In November 2025, Pathlight officially opened its third campus in Tampines, it now has an enrollment of 300 students, and can take in up to 800 students. The campus is meant to be a space that tests and refines ideas for Pathlight's Ang Mo Kio campuses and future sites. Key features of the Tampines campus include a canteen run by an ARC social enterprise, where senior students and alumni can learn to operate food production technology. It also has a studio apartment on campus for students to practice independent living skills. A fourth campus is being built in Punggol, slated to open in 2032.

==Programmes==
Unlike most special schools in Singapore, which place a lighter emphasis on academics, Pathlight School uses the same academic curriculum as mainstream primary and secondary schools. An exception is that mother tongue lessons are replaced with classes covering social and life skills. The school accommodates the needs of students with smaller class sizes, staff trained to handle autistic children, more visual teaching methods, more predictable environments and individual education plans for each student.

Satellite classes and special events give students regular opportunities to interact with non-autistic peers from mainstream schools; exceptional students are allowed to attend classes with mainstream students for some subjects. To prepare students for employment, Pathlight School runs computing courses, a design studio and a cafe staffed by students. The school also produces book compilations of thoughts written by students, conducts exhibitions of student artwork and sells merchandise made by students, to help students develop useful skills, raise funds for the school and raise awareness of autism.
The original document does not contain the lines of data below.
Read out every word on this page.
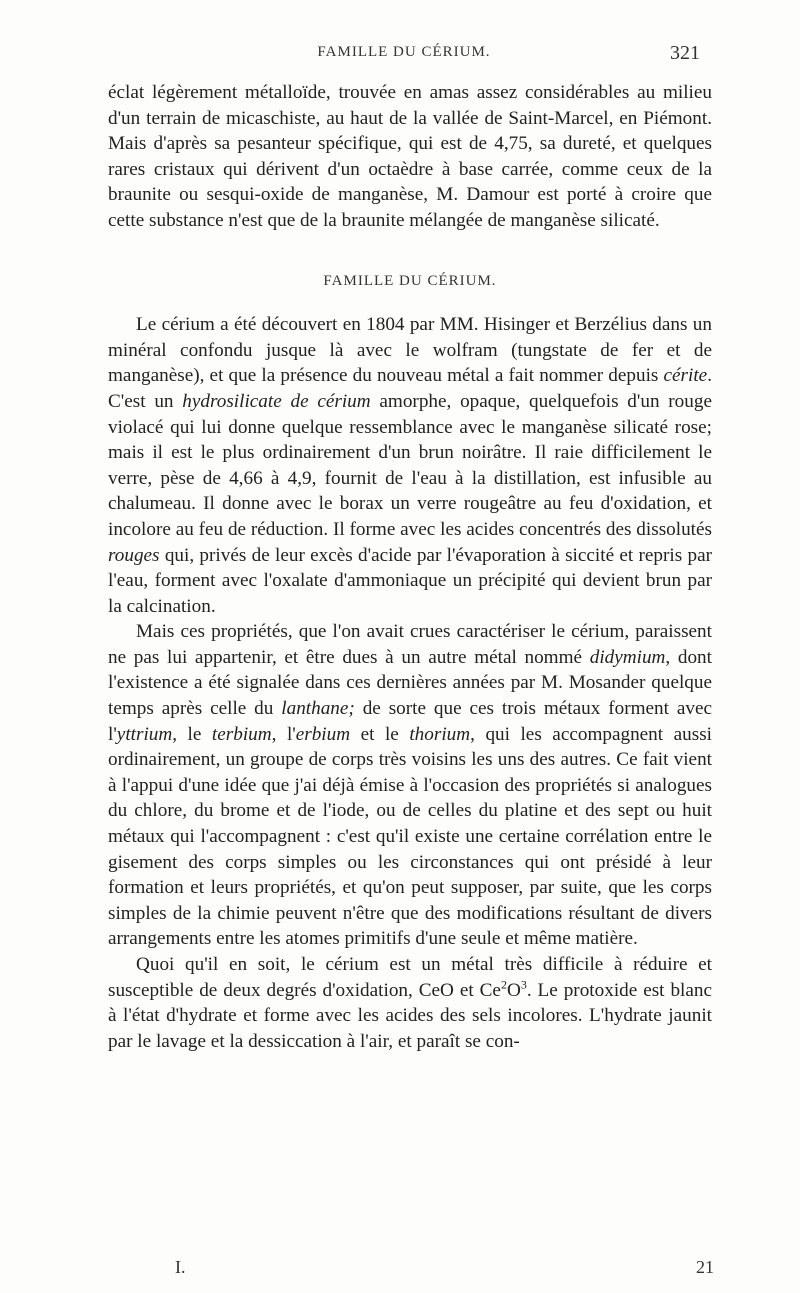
FAMILLE DU CÉRIUM.	321

éclat légèrement métalloïde, trouvée en amas assez considérables au milieu d'un terrain de micaschiste, au haut de la vallée de Saint-Marcel, en Piémont. Mais d'après sa pesanteur spécifique, qui est de 4,75, sa dureté, et quelques rares cristaux qui dérivent d'un octaèdre à base carrée, comme ceux de la braunite ou sesqui-oxide de manganèse, M. Damour est porté à croire que cette substance n'est que de la braunite mélangée de manganèse silicaté.

FAMILLE DU CÉRIUM.

Le cérium a été découvert en 1804 par MM. Hisinger et Berzélius dans un minéral confondu jusque là avec le wolfram (tungstate de fer et de manganèse), et que la présence du nouveau métal a fait nommer depuis cérite. C'est un hydrosilicate de cérium amorphe, opaque, quelquefois d'un rouge violacé qui lui donne quelque ressemblance avec le manganèse silicaté rose; mais il est le plus ordinairement d'un brun noirâtre. Il raie difficilement le verre, pèse de 4,66 à 4,9, fournit de l'eau à la distillation, est infusible au chalumeau. Il donne avec le borax un verre rougeâtre au feu d'oxidation, et incolore au feu de réduction. Il forme avec les acides concentrés des dissolutés rouges qui, privés de leur excès d'acide par l'évaporation à siccité et repris par l'eau, forment avec l'oxalate d'ammoniaque un précipité qui devient brun par la calcination.

Mais ces propriétés, que l'on avait crues caractériser le cérium, paraissent ne pas lui appartenir, et être dues à un autre métal nommé didymium, dont l'existence a été signalée dans ces dernières années par M. Mosander quelque temps après celle du lanthane; de sorte que ces trois métaux forment avec l'yttrium, le terbium, l'erbium et le thorium, qui les accompagnent aussi ordinairement, un groupe de corps très voisins les uns des autres. Ce fait vient à l'appui d'une idée que j'ai déjà émise à l'occasion des propriétés si analogues du chlore, du brome et de l'iode, ou de celles du platine et des sept ou huit métaux qui l'accompagnent : c'est qu'il existe une certaine corrélation entre le gisement des corps simples ou les circonstances qui ont présidé à leur formation et leurs propriétés, et qu'on peut supposer, par suite, que les corps simples de la chimie peuvent n'être que des modifications résultant de divers arrangements entre les atomes primitifs d'une seule et même matière.

Quoi qu'il en soit, le cérium est un métal très difficile à réduire et susceptible de deux degrés d'oxidation, CeO et $Ce^2O^3$. Le protoxide est blanc à l'état d'hydrate et forme avec les acides des sels incolores. L'hydrate jaunit par le lavage et la dessiccation à l'air, et paraît se con-

I.	21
In addition, Pathlight School has hosted autism events such as the WeCAN Learning Congress 2010, where over 20 international experts shared their best practices in autism care with about 560 delegates.

==Students==
As of 2010, Pathlight School had an enrolment of over 500 students, of whom about 40% had their school fees of S$500 subsidised. The school caters to students with autism aged 6 to 18, who are able to access the mainstream curriculum because they are high-functioning, but would have difficulty learning in a mainstream school. Most students take mainstream national examinations, such as the PSLE and O Levels, with results comparable to students from mainstream schools, and some enter mainstream tertiary institutions. About 10% of students take a vocational track and may transfer to Eden School, which caters to lower-functioning autistic children and focuses on vocational training. Students from Pathlight School have participated in—and won—national competitions such as the National Youth Business Challenge 2010.

==Management==
Pathlight School is run by the Autism Resource Centre, a non-profit organisation that also offers early intervention, therapy and training for persons with autism in Singapore. The school employs 81 staff, including teachers, therapists and autism consultants, and the school board is headed by founder, ARC president and Member of Parliament Denise Phua. Operating costs of the school are paid by the Ministry of Education and National Council of Social Service, while other costs, estimated at S$5 million per year, are funded through fees, donations, merchandise sales and fundraising events. Under the partnership between Pathlight School and Eden School, the two schools have a centralised admission system and share various resources; together, they form the national provision of education for children across the autism spectrum.